Prima, Seconda o Terza Repubblica è sempre così: A Fra', che tte serve

13.06.2014 06:48

La maleodorante storiaccia delle ricche tangenti del Mose con la valanga di soldi pubblici distribuiti a pioggia, si allarga ogni giorno di più. Ogni giorno ha la sua pena? Magari! Ogni giorno le pene per gli italiani onesti non sono mai singole. Pare stia uscendo di tutto. Dai soldi alle monache, ai vari leader e leaderini dei partiti che contano. Soldi per tutti, soldi a gogò. Questo mare magnum di euro in volo e di nomi altisonanti genera però un timore. Un grande timore. Pare che il calderone si stia riempiendo troppo e come è noto più si fa casino, meno si arriva alla verità.

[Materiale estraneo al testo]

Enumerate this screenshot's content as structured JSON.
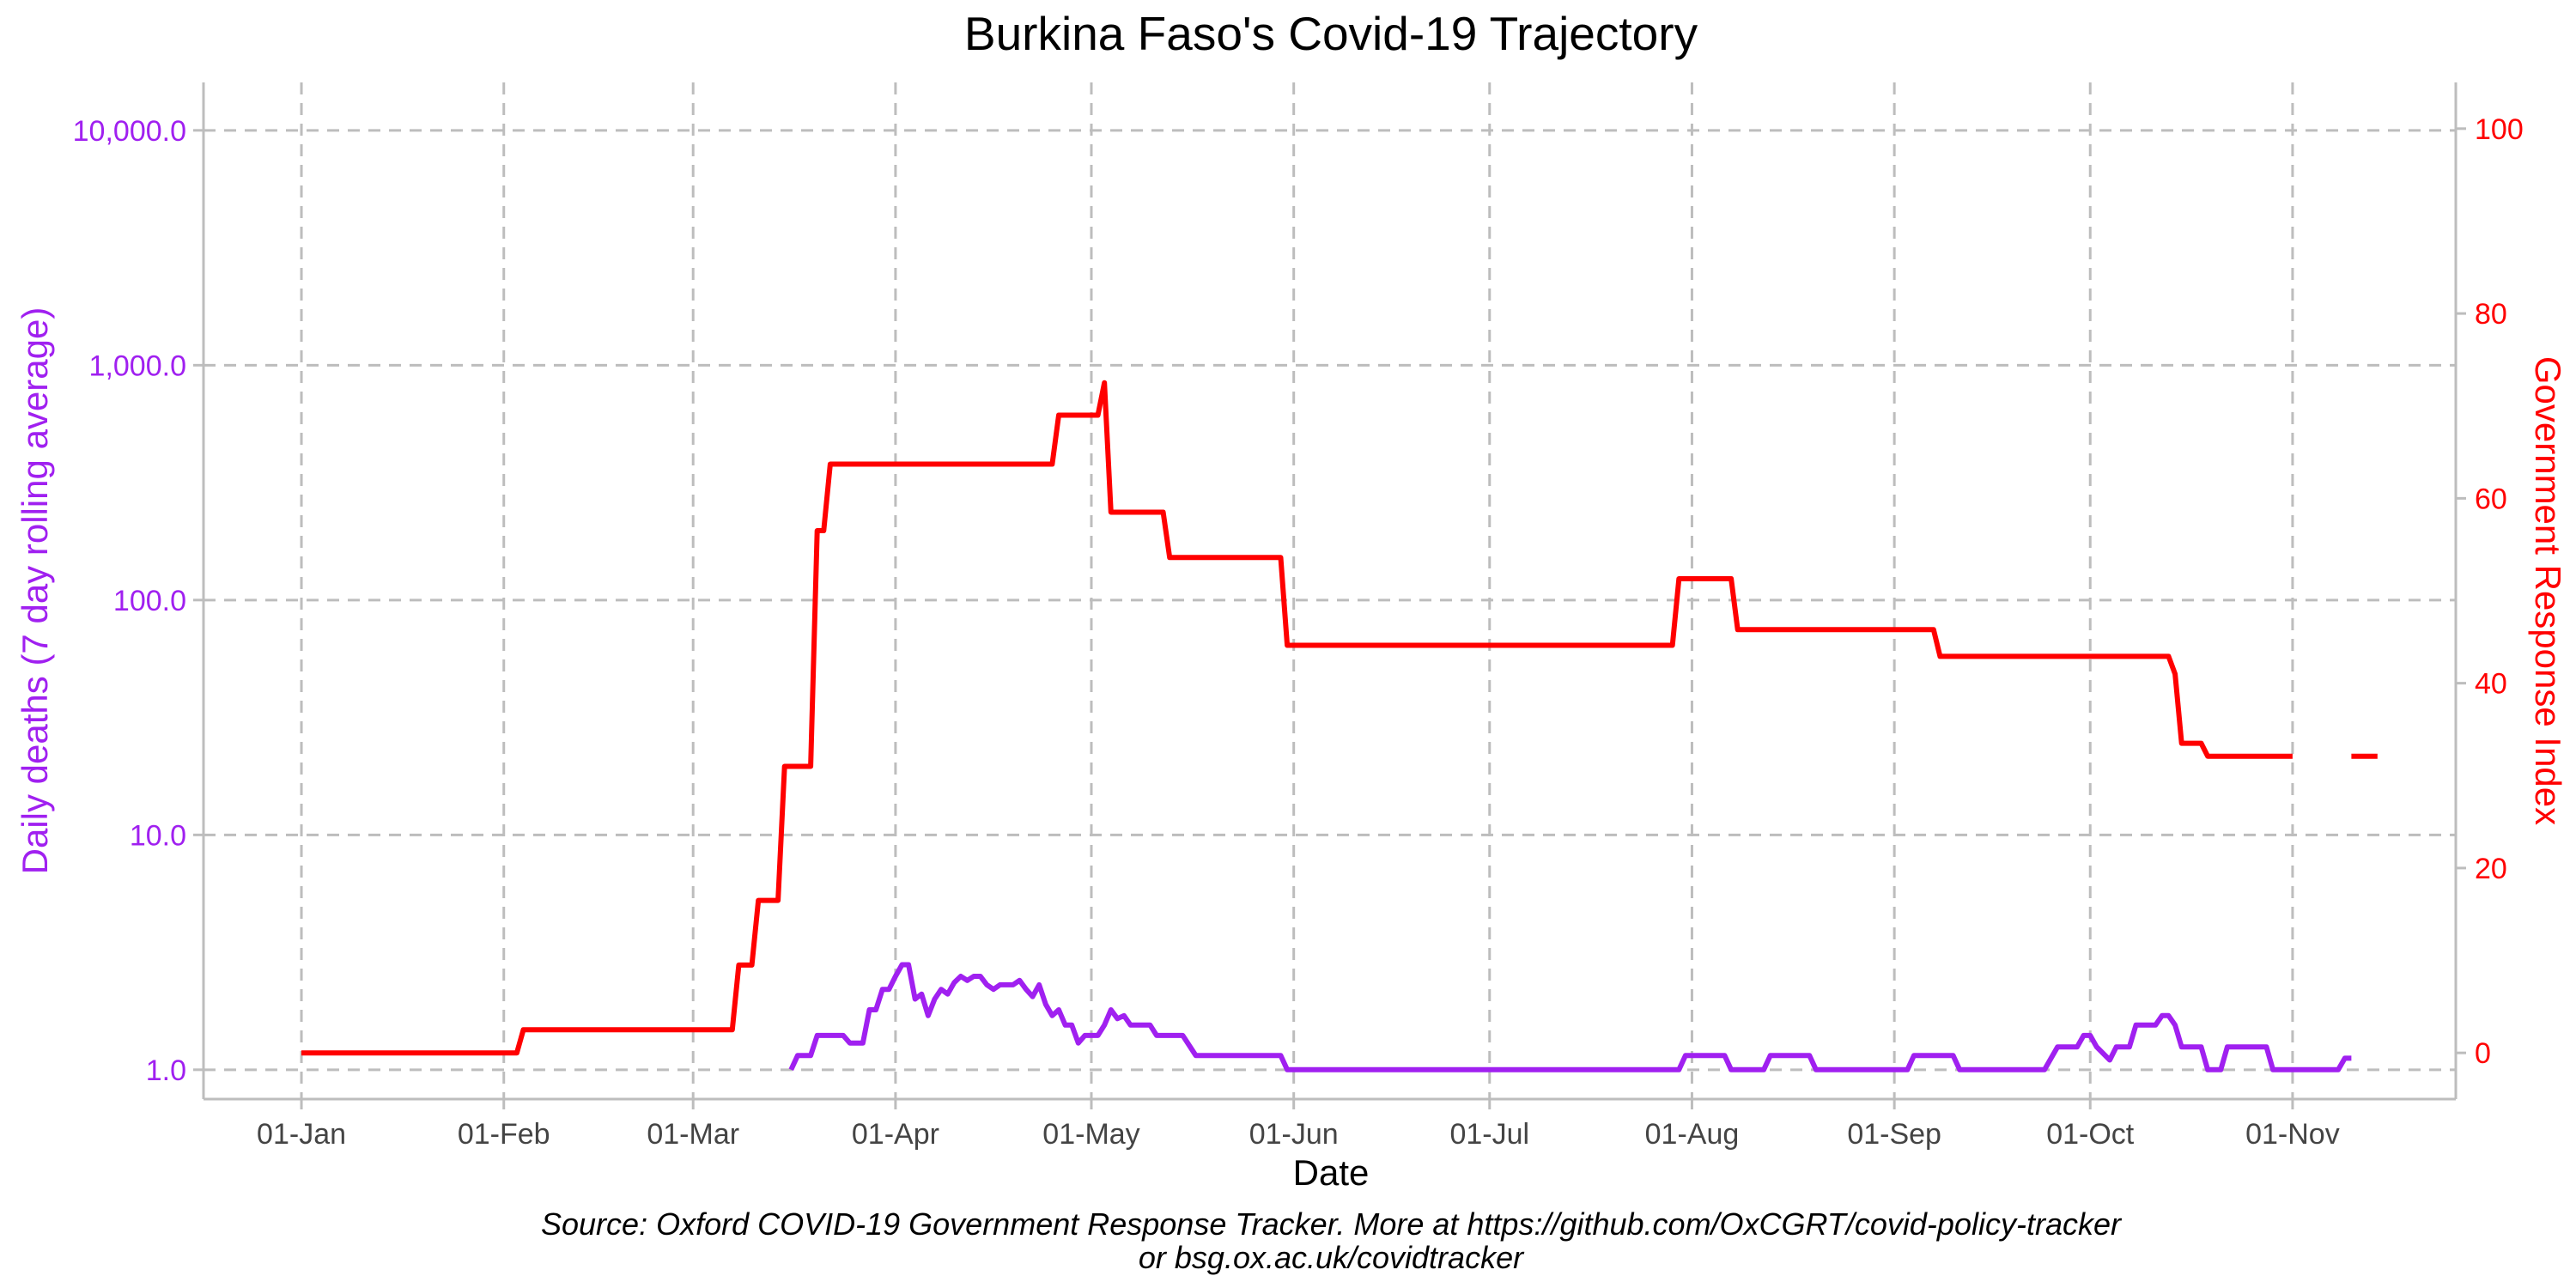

Può sembrare paradossale ma è proprio così. Si tratta di un adattamento della famosa frase: tutti colpevoli, nessun colpevole. Ad oggi non sappiamo se tutte le accuse rivolte a politici, magistrati, finanzieri, imprenditori siano reali e tutte con riscontri. Certo, ciò che sta uscendo ha dell’incredibile. Tangenti vere e proprie, ma non solo. Tanti soldi  e in tutti i modi. La storia ci ha insegnato che c’è modo e modo di attingere ai vari pozzi di san Patrizio che sono sparsi qua e là per l’Italia della politica famelica. Ci sono le tangenti classiche. Le valigie e le buste piene di bigliettoni viola. Zaini con soldi che passano la frontiera con la Svizzera in groppa agli spalloni pronti a cambiare spalla appena giunti in territorio elvetico.

Ma ci sono anche altri tipo di dazioni. Molto spesso basta far arrivare all’industriale, ai manager delle aziende dei grandi appalti la necessità di un “contributo” per sostenere ad esempio la campagna elettorale del big di riferimento e i soldi arrivano. Qualche volta in chiaro, spesso in nero. Passando quasi sempre per mani che non sono quelle ben curate dei politici. E questo succede non solo ai massimi livelli. Più si scende di livello, più il contributo è basso; più si sale verso l’olimpo più sale la regalia. In questo caso il do ut des è anche finalizzato alla conquista della benevolenza del beneficiario della mancetta.

Chi ha qualche anno in più ricorderà certamente una delle frasi celebri della Prima repubblica e della Roma degli intrallazzi, delle mazzette e degli aiutini – e che aiutini! - ai big della politica. Si racconta, e questo racconto è finito nelle carte di varie inchieste e più ancora nella vulgata popolare, che l’imprenditore Gaetano Caltagirone ricevesse frequenti telefonate da Franco Evangelisti, politico di primo piano, più volte ministro e sottosegretario, nonché braccio destro di Giulio Andreotti, e che alle stesse rispondesse sempre da romano pratico quale era: «A Fra', che tte serve?» L’andazzo era questo: hai bisogno chiedi. Poi passo all’incasso. Ora entrambi i protagonisti di questa celeberrima frase sono passati a miglior vita portandosi dietro molti segreti, ma hanno lasciato in dono quegli stili i vita che oggi  a quanto pare sono sempre attualissimi.

È sconsolante dirlo, ma Prima, Seconda e poi quando sarà anche Terza Repubblica la musica sarà sempre la stessa, perché le note sono le stesse dello spartito che recita: L’Italia è una Repubblica democratica fondata sulla mazzetta. A Fra', che tte serve?